The second argument is simply democratic. Demolition is the nuclear option, yet one in which the local community has no say. By bringing demolition of all non-designated assets as well as those that are locally listed into planning disciplines, the local authority and the local community would finally have some influence and be able to follow through. This seems to be reasonable and right. I simply say to those who argue that this is impractical, would give too much power to local people and set back development that my first amendment would not prevent demolition; it would just have to be considered on its own merits. It brings a benefit with it because in most cases it would be logical to make an application for demolition alongside the application for the new building, which would enable the site to be considered strategically as a whole. A de minimis right would remain regarding small structures so that planning permission would not be required for demolition.
These arguments apply to both my amendments, but apply to the second with specific force. It is self-evident that buildings which are locally listed have a particular character and meaning for the local community. They are a clear guide to what is significant and enable local decisions to reflect that. That is the only protection they have. However, blanket PDRs exclude them. The buildings on the local list can be demolished without planning permission if they are not in a conservation area. A local community hall at the heart of a community, but not in a conservation area, can be demolished without challenge.
At present, the only option for saving a locally listed building is to use the cumbersome procedure of an Article 4 direction, which is a real hassle. It does not get used because the time and people are not there and it is too expensive. Anyway, not all local authorities have local lists, as the Government have recognised by putting £1.5 million into improving their coverage and consistency. My second amendment in this group would put protections around these most significant and well-loved local buildings, which are often better known than national monuments. That would be the first step, but the Government could strengthen this by issuing guidance on the criteria that those local lists would have to meet to be excluded from PDRs.

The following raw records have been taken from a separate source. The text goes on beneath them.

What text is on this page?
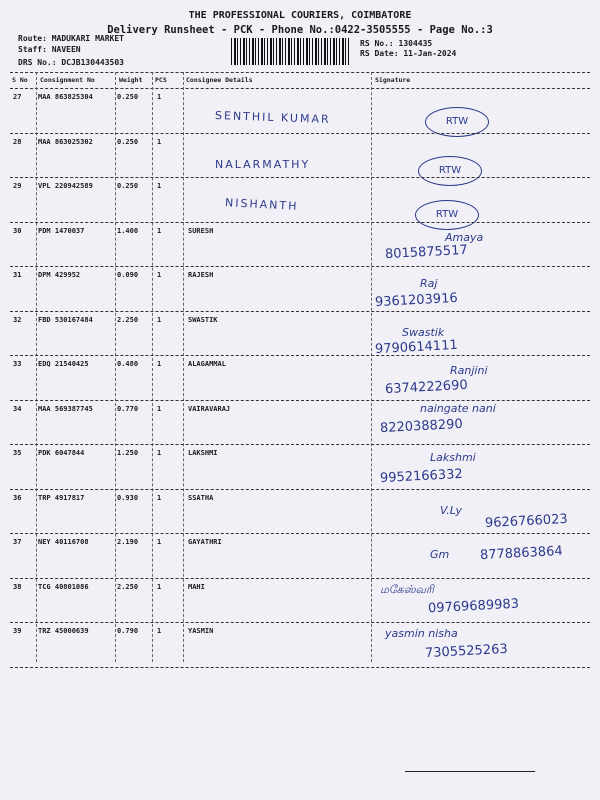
THE PROFESSIONAL COURIERS, COIMBATORE
Delivery Runsheet - PCK - Phone No.:0422-3505555 - Page No.:3
Route: MADUKARI MARKET
Staff: NAVEEN
DRS No.: DCJB130443503
RS No.: 1304435
RS Date: 11-Jan-2024
S No Consignment No	Weight PCS	Consignee Details	Signature
27 MAA 863825304	0.250	1
SENTHIL KUMAR	RTW
28 MAA 863025302	0.250	1
NALARMATHY	RTW
29 VPL 220942589	0.250	1
NISHANTH
RTW
30 PDM 1470037	1.400	1	SURESH	Amaya
8015875517
31 DPM 429952	0.090	1	RAJESH
Raj
9361203916
32 FBD 530167484	2.250	1	SWASTIK
Swastik
9790614111
33 EDQ 21540425	0.480	1	ALAGAMMAL	Ranjini
6374222690
34 MAA 569387745	0.770	1	VAIRAVARAJ	naingate nani
8220388290
35 PDK 6047844	1.250	1	LAKSHMI	Lakshmi
9952166332
36 TRP 4917817	0.930	1	SSATHA
V.Ly
9626766023
37 NEY 40116708	2.190	1	GAYATHRI
Gm 8778863864
38 TCG 40801086	2.250	1	MAHI	மகேஸ்வரி
09769689983
39 TRZ 45000639	0.790	1	YASMIN	yasmin nisha
7305525263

These amendments have been carefully thought out and prepared. They have the support of the Heritage Alliance, which represents a wide constituency of heritage bodies, and are entirely consistent with the published advice issued by Historic England. Even more persuasively, they are completely consistent with the spirit of this
Bill and the principles and practice of the levelling-up agenda. I welcome that the role of heritage in promoting the levelling-up agenda has been recognised in the partnerships between government and the heritage bodies that are working to conserve and develop historic assets and the environment around the country, particularly in poor areas. Government figures show that £594 million—a terrific amount of money—of the £2.1 billion from the second round of the levelling-up fund has been awarded to local projects to restore local heritage.
These amendments serve that purpose. There are beautiful and resourceful historic buildings in every community in the country, no matter how different they are, which reflect the history of those communities and can be put to work for another generation whose needs are different. I commend the amendments to the Minister and hope that he will take their point.